Varios establecimientos educativos de la provincia implementaron medidas de prevención tras detectarse mensajes intimidatorios, lo que generó una baja en la asistencia de alumnos.
La aparición de amenazas de tiroteo en baños de colegios de Catamarca generó una inmediata activación de los protocolos de seguridad previstos. Los mensajes, que se suman a una problemática registrada en otras jurisdicciones, encendieron las alarmas en la comunidad educativa.
En diálogo con La Mañana de El Esquiú (Radio El Esquiú 95.3), Carlos Díaz, secretario de Comunicaciones del Colegio Fasta, confirmó que la institución fue una de las afectadas. «La primera reacción es de una gran y profunda preocupación, pero nos obliga inmediatamente a ocuparnos del tema», expresó.
Tras el hallazgo, el colegio dio aviso a las autoridades educativas, a la Policía de la provincia y realizó la denuncia correspondiente ante la Justicia. Según indicó Díaz, el fiscal ya había dispuesto actuaciones de oficio. Además, se envió un comunicado a las familias para informar sobre la situación y solicitar su acompañamiento.
«En estos momentos, el acompañamiento de la familia es fundamental», sostuvo el directivo, al señalar que la prevención comienza fuera del ámbito escolar.
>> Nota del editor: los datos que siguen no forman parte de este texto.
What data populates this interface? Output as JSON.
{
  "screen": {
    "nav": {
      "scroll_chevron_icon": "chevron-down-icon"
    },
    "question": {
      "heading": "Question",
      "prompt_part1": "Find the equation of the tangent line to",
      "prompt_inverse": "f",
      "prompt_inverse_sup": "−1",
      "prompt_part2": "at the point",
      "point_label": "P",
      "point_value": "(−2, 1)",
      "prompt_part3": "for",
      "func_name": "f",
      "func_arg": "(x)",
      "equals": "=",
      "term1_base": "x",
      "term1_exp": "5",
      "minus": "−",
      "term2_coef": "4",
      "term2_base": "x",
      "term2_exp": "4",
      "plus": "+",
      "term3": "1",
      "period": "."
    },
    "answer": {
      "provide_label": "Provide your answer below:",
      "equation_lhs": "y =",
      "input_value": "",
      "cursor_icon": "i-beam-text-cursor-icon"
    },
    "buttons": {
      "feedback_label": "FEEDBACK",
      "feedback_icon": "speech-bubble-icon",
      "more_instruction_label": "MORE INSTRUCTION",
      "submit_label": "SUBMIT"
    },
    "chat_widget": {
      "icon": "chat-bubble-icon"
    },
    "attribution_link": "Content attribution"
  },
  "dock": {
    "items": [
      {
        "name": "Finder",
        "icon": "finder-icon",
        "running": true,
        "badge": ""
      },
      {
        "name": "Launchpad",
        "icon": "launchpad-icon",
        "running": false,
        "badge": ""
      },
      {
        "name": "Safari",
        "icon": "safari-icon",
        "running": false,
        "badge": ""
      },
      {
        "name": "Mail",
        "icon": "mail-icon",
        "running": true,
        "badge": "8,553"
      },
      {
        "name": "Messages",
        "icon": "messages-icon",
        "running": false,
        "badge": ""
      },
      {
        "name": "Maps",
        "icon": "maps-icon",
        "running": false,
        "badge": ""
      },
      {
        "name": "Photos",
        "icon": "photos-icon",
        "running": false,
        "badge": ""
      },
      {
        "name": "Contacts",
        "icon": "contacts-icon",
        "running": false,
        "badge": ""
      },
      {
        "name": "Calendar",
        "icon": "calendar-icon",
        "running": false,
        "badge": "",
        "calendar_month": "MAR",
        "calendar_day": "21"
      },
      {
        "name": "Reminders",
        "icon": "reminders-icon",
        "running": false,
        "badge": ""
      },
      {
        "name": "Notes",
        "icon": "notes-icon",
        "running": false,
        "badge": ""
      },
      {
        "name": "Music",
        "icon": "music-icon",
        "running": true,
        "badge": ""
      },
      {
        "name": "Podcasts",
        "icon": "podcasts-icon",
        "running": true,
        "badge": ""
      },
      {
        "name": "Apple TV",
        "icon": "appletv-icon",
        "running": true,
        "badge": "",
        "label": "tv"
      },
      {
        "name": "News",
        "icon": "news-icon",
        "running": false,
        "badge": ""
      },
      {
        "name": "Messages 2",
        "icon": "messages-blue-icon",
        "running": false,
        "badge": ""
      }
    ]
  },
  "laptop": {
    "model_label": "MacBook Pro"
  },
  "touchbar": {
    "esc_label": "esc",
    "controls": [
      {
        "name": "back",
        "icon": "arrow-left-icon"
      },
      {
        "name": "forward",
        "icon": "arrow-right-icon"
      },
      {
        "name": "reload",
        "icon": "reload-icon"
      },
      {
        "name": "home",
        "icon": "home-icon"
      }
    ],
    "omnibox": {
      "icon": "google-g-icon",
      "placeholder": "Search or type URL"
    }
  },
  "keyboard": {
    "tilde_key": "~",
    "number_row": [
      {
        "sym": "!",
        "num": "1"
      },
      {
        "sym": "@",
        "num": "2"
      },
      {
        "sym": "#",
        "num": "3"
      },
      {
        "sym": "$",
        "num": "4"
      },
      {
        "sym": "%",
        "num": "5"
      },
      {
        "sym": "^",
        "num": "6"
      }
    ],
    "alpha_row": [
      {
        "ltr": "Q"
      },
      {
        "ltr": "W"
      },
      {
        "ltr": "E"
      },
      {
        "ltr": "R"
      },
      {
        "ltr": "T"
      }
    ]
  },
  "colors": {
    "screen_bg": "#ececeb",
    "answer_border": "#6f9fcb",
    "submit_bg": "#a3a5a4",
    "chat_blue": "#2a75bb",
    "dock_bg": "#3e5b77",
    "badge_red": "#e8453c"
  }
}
Durante la jornada siguiente, se reforzó la presencia policial en los accesos y se incrementaron las medidas internas de control.
Aunque las clases se desarrollaron con normalidad, se registró una disminución en la asistencia de estudiantes. «Se notó una reducción en la cantidad de alumnos que asistieron», indicó Díaz, vinculando esta situación con la preocupación de los padres.
Desde la institución se remarcó la gravedad de estos hechos, más allá de que puedan tratarse de bromas o intentos de viralización. «No es un juego, es un hecho grave», afirmó el representante del Colegio Fasta, quien también advirtió sobre el rol de las redes sociales en la difusión de este tipo de conductas.
El episodio reabrió el debate sobre el uso de celulares en el ámbito escolar. Si bien el Colegio Fasta no aplica una prohibición estricta, trabaja en acuerdos con las familias para regular su uso, con foco en la responsabilidad y el respeto de los espacios.
Mientras se esperan lineamientos más amplios por parte de las autoridades educativas, las escuelas avanzan con medidas propias para sostener la seguridad y contener a la comunidad ante un fenómeno que genera preocupación creciente.